Limitations of the instruction-based approach include: Error Propagation: Errors in auxiliary aspect evaluations can impact the final evaluation. Address by refining the auxiliary aspect selection strategy and improving the inference algorithm. Inference Efficiency: Multiple rounds of predictions for auxiliary aspects can increase computational costs. Improve efficiency by optimizing the inference process. Robustness: The model may not generalize well to all unseen aspects. Enhance robustness through more diverse training data and advanced model architectures. Language Dependency: The approach may be language-specific. Overcome by training on multi-lingual data and incorporating language-agnostic features.

Given the observed connections between evaluation aspects, can we leverage knowledge distillation or meta-learning techniques to better capture the inter-dependencies and further boost the performance?

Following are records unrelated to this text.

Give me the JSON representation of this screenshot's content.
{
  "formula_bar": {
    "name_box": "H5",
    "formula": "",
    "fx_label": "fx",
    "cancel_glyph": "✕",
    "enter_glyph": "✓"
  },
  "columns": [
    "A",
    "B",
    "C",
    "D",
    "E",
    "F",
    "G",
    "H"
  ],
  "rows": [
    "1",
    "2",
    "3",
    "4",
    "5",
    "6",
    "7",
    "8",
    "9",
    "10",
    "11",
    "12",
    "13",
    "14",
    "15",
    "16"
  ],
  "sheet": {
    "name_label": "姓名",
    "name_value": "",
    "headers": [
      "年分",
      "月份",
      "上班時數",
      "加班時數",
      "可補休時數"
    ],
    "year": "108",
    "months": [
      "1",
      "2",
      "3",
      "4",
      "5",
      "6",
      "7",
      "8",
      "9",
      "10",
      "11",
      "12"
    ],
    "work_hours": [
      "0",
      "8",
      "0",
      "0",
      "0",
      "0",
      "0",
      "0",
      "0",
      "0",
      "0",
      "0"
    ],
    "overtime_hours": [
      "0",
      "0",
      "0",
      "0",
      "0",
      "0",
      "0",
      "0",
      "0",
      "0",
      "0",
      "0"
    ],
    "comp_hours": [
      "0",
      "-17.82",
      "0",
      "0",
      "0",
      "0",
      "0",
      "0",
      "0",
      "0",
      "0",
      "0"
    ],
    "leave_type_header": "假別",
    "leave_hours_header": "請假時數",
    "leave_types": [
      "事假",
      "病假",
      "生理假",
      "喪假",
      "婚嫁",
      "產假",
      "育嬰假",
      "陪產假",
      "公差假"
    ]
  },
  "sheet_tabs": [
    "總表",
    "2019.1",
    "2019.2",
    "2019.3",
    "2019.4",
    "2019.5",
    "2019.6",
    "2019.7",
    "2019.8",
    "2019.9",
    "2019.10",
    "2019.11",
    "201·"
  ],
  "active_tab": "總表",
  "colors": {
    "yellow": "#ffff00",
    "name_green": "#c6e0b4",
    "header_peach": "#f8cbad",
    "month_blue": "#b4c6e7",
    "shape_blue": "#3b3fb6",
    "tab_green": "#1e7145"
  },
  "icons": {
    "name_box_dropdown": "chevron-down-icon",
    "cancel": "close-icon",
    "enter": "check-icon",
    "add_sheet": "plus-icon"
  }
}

Knowledge distillation and meta-learning techniques can be beneficial in capturing inter-dependencies between evaluation aspects: Knowledge Distillation: Transfer knowledge from a larger model to a smaller one to improve generalization and performance. Meta-Learning: Adapt the model to new evaluation aspects quickly by meta-learning on a diverse set of tasks and aspects. Inter-Aspect Relationships: Develop models that explicitly learn the relationships between evaluation aspects to enhance performance and provide more nuanced evaluations. Continual Learning: Implement continual learning strategies to adapt the model over time and incorporate new knowledge about inter-dependencies between aspects.